Mathematica works with the National Center for Science and Engineering Statistics (NCSES) to automate its occupation coding process in the Survey of Doctorate Recipients (SDR) using advanced data-driven approaches and machine learning. This project aims to reduce the burden of manual review in the SDR and process the occupation coding timely and efficiently.
The NCSES currently relies on a labor-intensive review by trained coders to manually process more than 60 percent of occupation codes used in their survey. This process necessitated more than 2,800 coding-clerk hours for the 2015 and 2017 survey cycles combined. As the SDR captures new recipients of doctoral degrees in each survey cycle, the demand for manual review will continue to rise. NCSES sought a partner with machine learning capabilities that was familiar with their data who could explore new ways to automate occupation coding, reducing labor costs, and the potential for error.

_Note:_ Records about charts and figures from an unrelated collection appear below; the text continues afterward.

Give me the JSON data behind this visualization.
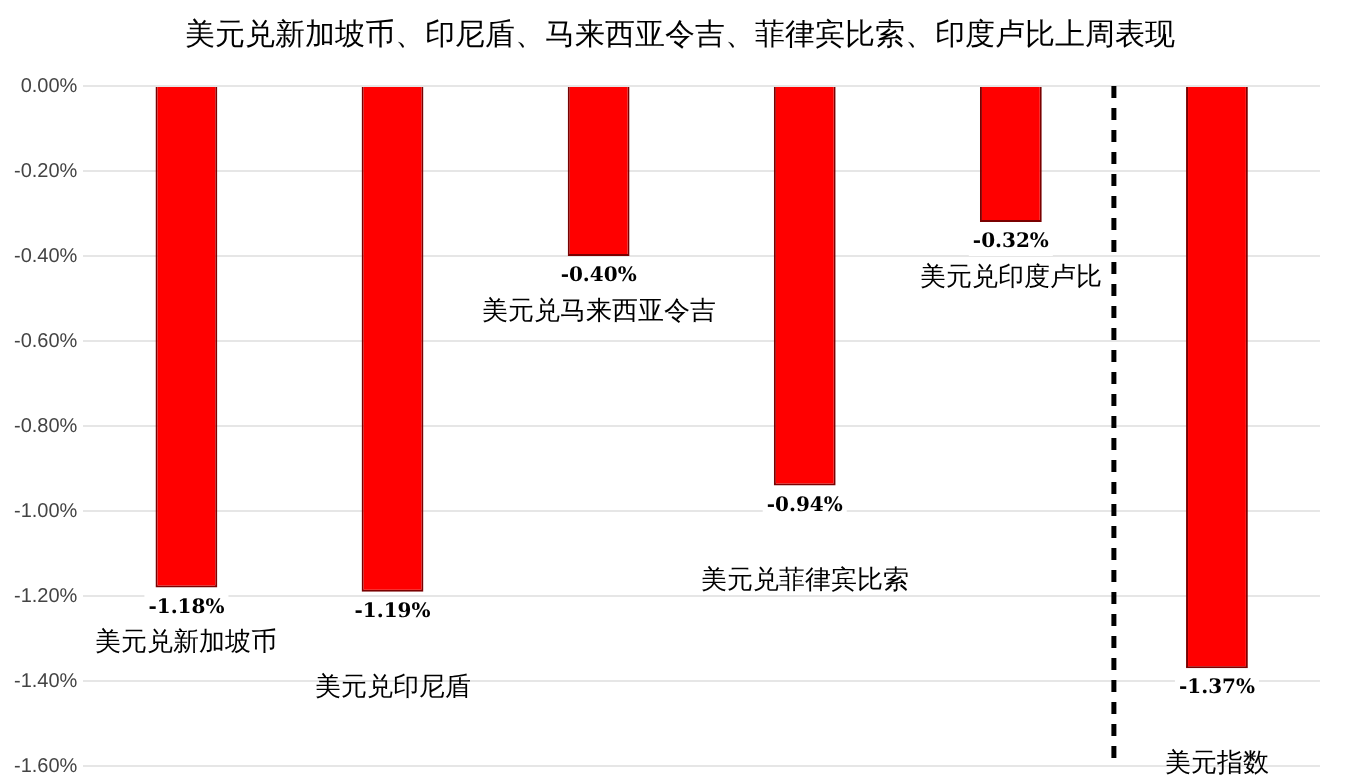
{
  "chart_data": {
    "type": "bar",
    "title": "美元兑新加坡币、印尼盾、马来西亚令吉、菲律宾比索、印度卢比上周表现",
    "categories": [
      "美元兑新加坡币",
      "美元兑印尼盾",
      "美元兑马来西亚令吉",
      "美元兑菲律宾比索",
      "美元兑印度卢比",
      "美元指数"
    ],
    "series": [
      {
        "color": "#ff0000",
        "values": [
          -1.18,
          -1.19,
          -0.4,
          -0.94,
          -0.32,
          -1.37
        ],
        "value_labels": [
          "-1.18%",
          "-1.19%",
          "-0.40%",
          "-0.94%",
          "-0.32%",
          "-1.37%"
        ]
      }
    ],
    "ylim": [
      -1.6,
      0
    ],
    "yticks": [
      {
        "value": 0,
        "label": "0.00%"
      },
      {
        "value": -0.2,
        "label": "-0.20%"
      },
      {
        "value": -0.4,
        "label": "-0.40%"
      },
      {
        "value": -0.6,
        "label": "-0.60%"
      },
      {
        "value": -0.8,
        "label": "-0.80%"
      },
      {
        "value": -1.0,
        "label": "-1.00%"
      },
      {
        "value": -1.2,
        "label": "-1.20%"
      },
      {
        "value": -1.4,
        "label": "-1.40%"
      },
      {
        "value": -1.6,
        "label": "-1.60%"
      }
    ],
    "ref_lines": [
      {
        "axis": "x",
        "value": "美元指数",
        "color": "#000000",
        "line_style": "dashed"
      }
    ],
    "tick_labels": "y",
    "grid": "y",
    "legend": false
  }
}
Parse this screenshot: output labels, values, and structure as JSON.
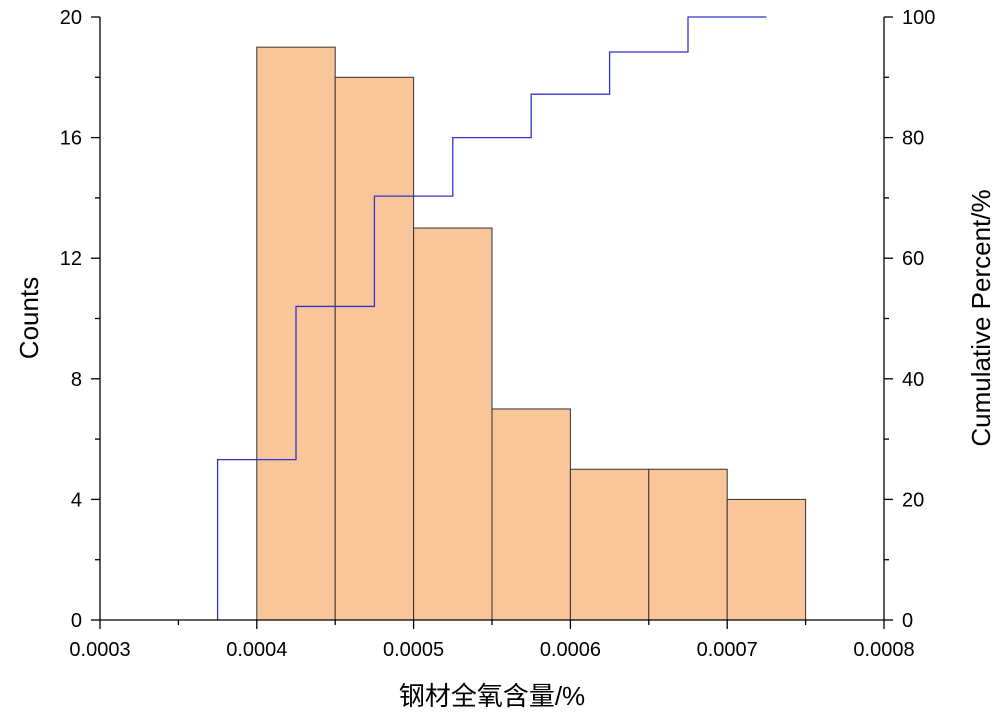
{
  "chart_data": {
    "type": "bar",
    "title": "",
    "xlabel": "钢材全氧含量/%",
    "ylabel": "Counts",
    "y2label": "Cumulative Percent/%",
    "xlim": [
      0.0003,
      0.0008
    ],
    "ylim": [
      0,
      20
    ],
    "y2lim": [
      0,
      100
    ],
    "x_ticks": [
      0.0003,
      0.0004,
      0.0005,
      0.0006,
      0.0007,
      0.0008
    ],
    "x_tick_labels": [
      "0.0003",
      "0.0004",
      "0.0005",
      "0.0006",
      "0.0007",
      "0.0008"
    ],
    "y_ticks": [
      0,
      4,
      8,
      12,
      16,
      20
    ],
    "y_tick_labels": [
      "0",
      "4",
      "8",
      "12",
      "16",
      "20"
    ],
    "y2_ticks": [
      0,
      20,
      40,
      60,
      80,
      100
    ],
    "y2_tick_labels": [
      "0",
      "20",
      "40",
      "60",
      "80",
      "100"
    ],
    "grid": false,
    "bins": [
      {
        "x0": 0.0004,
        "x1": 0.00045,
        "count": 19
      },
      {
        "x0": 0.00045,
        "x1": 0.0005,
        "count": 18
      },
      {
        "x0": 0.0005,
        "x1": 0.00055,
        "count": 13
      },
      {
        "x0": 0.00055,
        "x1": 0.0006,
        "count": 7
      },
      {
        "x0": 0.0006,
        "x1": 0.00065,
        "count": 5
      },
      {
        "x0": 0.00065,
        "x1": 0.0007,
        "count": 5
      },
      {
        "x0": 0.0007,
        "x1": 0.00075,
        "count": 4
      }
    ],
    "cumulative": {
      "x": [
        0.000375,
        0.000425,
        0.000475,
        0.000525,
        0.000575,
        0.000625,
        0.000675
      ],
      "percent": [
        26.6,
        52.0,
        70.3,
        80.0,
        87.2,
        94.2,
        100
      ]
    },
    "colors": {
      "bar_fill": "#F9C699",
      "bar_stroke": "#333333",
      "cumulative_line": "#3333CC",
      "axis": "#000000"
    }
  }
}
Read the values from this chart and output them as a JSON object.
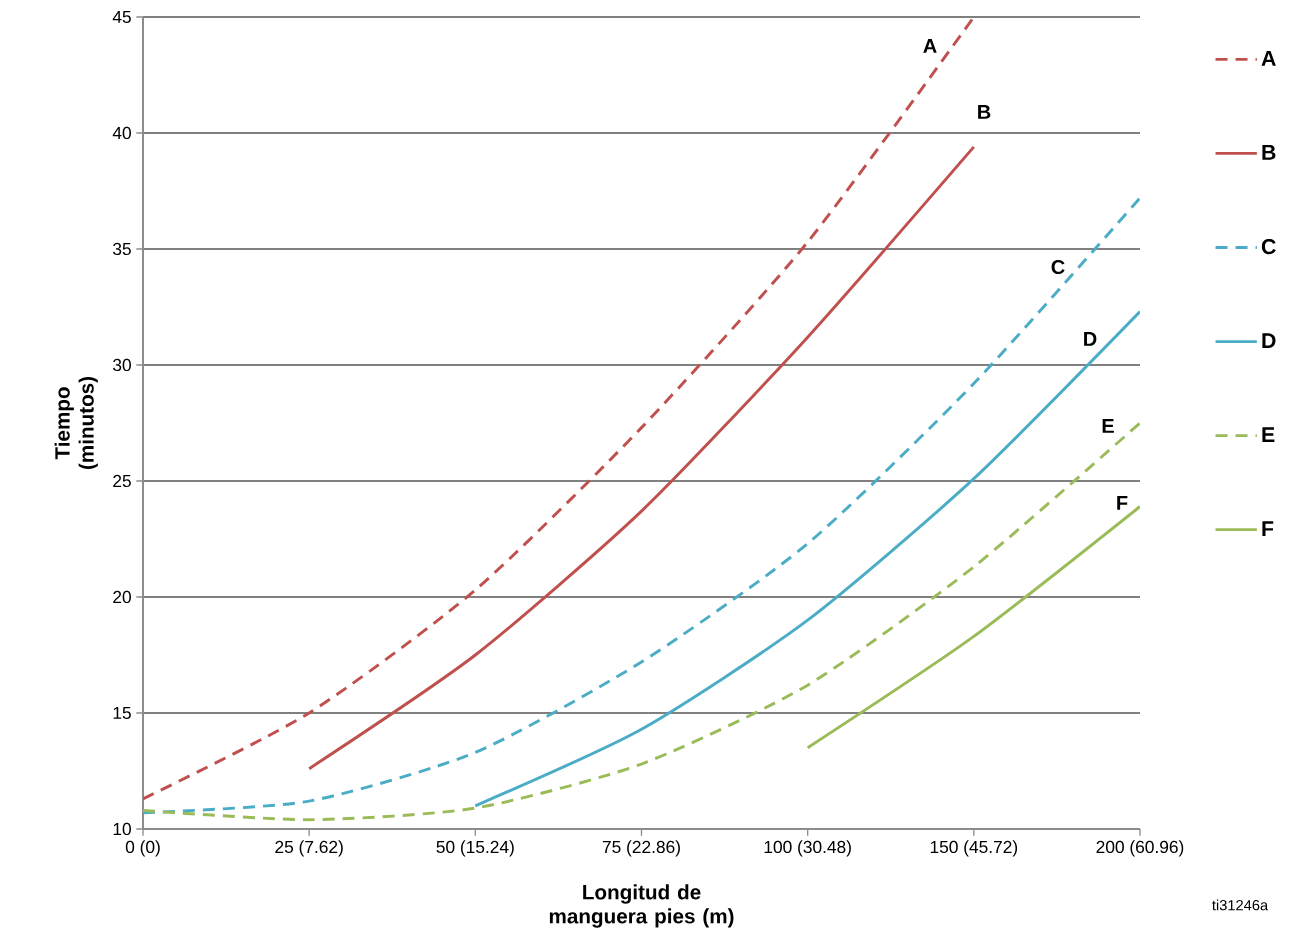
{
  "chart_data": {
    "type": "line",
    "xlabel": "Longitud de manguera pies (m)",
    "ylabel": "Tiempo (minutos)",
    "categories": [
      "0 (0)",
      "25 (7.62)",
      "50 (15.24)",
      "75 (22.86)",
      "100 (30.48)",
      "150 (45.72)",
      "200 (60.96)"
    ],
    "ylim": [
      10,
      45
    ],
    "yticks": [
      10,
      15,
      20,
      25,
      30,
      35,
      40,
      45
    ],
    "grid": "y",
    "legend": "right",
    "series": [
      {
        "name": "A",
        "color": "#c0504d",
        "line_style": "dashed",
        "values": [
          11.3,
          15,
          20.3,
          27.3,
          35.3,
          45,
          null
        ]
      },
      {
        "name": "B",
        "color": "#c0504d",
        "line_style": "solid",
        "values": [
          null,
          12.6,
          17.5,
          23.7,
          31.2,
          39.4,
          null
        ]
      },
      {
        "name": "C",
        "color": "#4bacc6",
        "line_style": "dashed",
        "values": [
          10.7,
          11.2,
          13.3,
          17.2,
          22.3,
          29.2,
          37.2
        ]
      },
      {
        "name": "D",
        "color": "#4bacc6",
        "line_style": "solid",
        "values": [
          null,
          null,
          11,
          14.3,
          19,
          25.1,
          32.3
        ]
      },
      {
        "name": "E",
        "color": "#9bbb59",
        "line_style": "dashed",
        "values": [
          10.8,
          10.4,
          10.9,
          12.8,
          16.2,
          21.3,
          27.5
        ]
      },
      {
        "name": "F",
        "color": "#9bbb59",
        "line_style": "solid",
        "values": [
          null,
          null,
          null,
          null,
          13.5,
          18.3,
          23.9
        ]
      }
    ],
    "annotations": [
      "A",
      "B",
      "C",
      "D",
      "E",
      "F",
      "ti31246a"
    ]
  }
}
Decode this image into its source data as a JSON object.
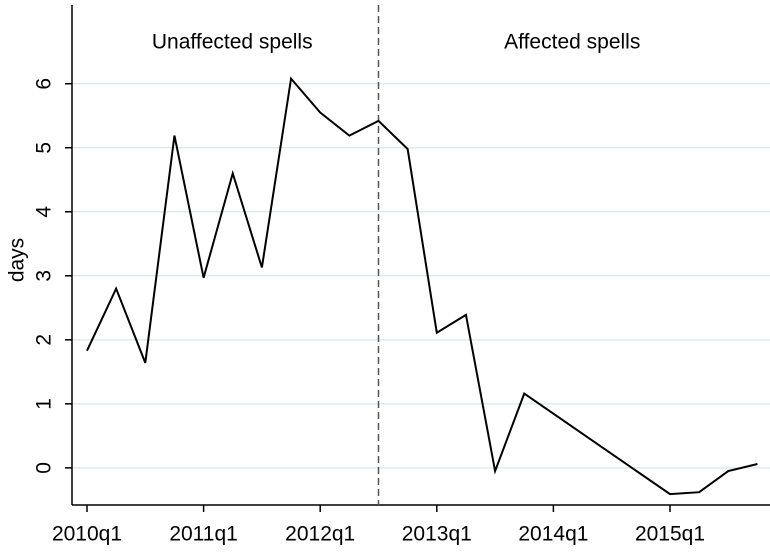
{
  "chart_data": {
    "type": "line",
    "y_label": "days",
    "x": [
      "2010q1",
      "2010q2",
      "2010q3",
      "2010q4",
      "2011q1",
      "2011q2",
      "2011q3",
      "2011q4",
      "2012q1",
      "2012q2",
      "2012q3",
      "2012q4",
      "2013q1",
      "2013q2",
      "2013q3",
      "2013q4",
      "2015q1",
      "2015q2",
      "2015q3",
      "2015q4"
    ],
    "values": [
      1.83,
      2.8,
      1.64,
      5.19,
      2.97,
      4.6,
      3.13,
      6.08,
      5.55,
      5.19,
      5.42,
      4.98,
      2.11,
      2.39,
      -0.05,
      1.16,
      -0.41,
      -0.38,
      -0.05,
      0.06
    ],
    "color": "#000000",
    "ylim": [
      -0.58,
      7.23
    ],
    "yticks": [
      0,
      1,
      2,
      3,
      4,
      5,
      6
    ],
    "grid": true,
    "xticks": [
      "2010q1",
      "2011q1",
      "2012q1",
      "2013q1",
      "2014q1",
      "2015q1"
    ],
    "divider": "2012q3",
    "annotations": [
      "Unaffected spells",
      "Affected spells"
    ]
  }
}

National Science Foundation
This occupation coding process is labor intensive. For example, in the 2015 and 2017 survey cycles, about 64 percent of the SDR responses required manual review, necessitating more than 2,800 coding-clerk hours according to an internal NCSES estimate. As the SDR captures new recipients of science, engineering, and health doctoral degrees in each survey cycle, the demand for manual review will continue to rise, increasing labor costs and the potential for human errors.
To reduce the burden of manual review and process the occupation coding timely and efficiently, NCSES asked Mathematica to explore ways to further automate occupation coding, using a data-driven approach that involves advanced analytic and machine learning (ML) methodologies. Mathematica developed an auto-coding algorithm that deploys a guidance-based (GB) module and an ML module, which is based upon results from the GB module, to automatically assign codes to SDR responses that currently require manual coding. This algorithm can cover a large proportion (percentage) of these SDR responses and performed well when tested with both 2015 and 2017 SDR data. Users can choose to deploy the GB module or the ML module separately. Specifically, using the ML module, the algorithm could automatically code more than 78 percent of the current manually coded records, with an accuracy of up to 96.3 percent compared with the current best codes determined by manual coders.
Machine-Learning Algorithm Saves More Than 2,000 Clerk Hours
Mathematica developed an auto-coding algorithm that has coded more than 78% of previously manually-coded SDR records, and:
- Saved NCSES more than 2,000 clerk hours.
- Coded with 96.3% accuracy when compared to manual coders’ best results.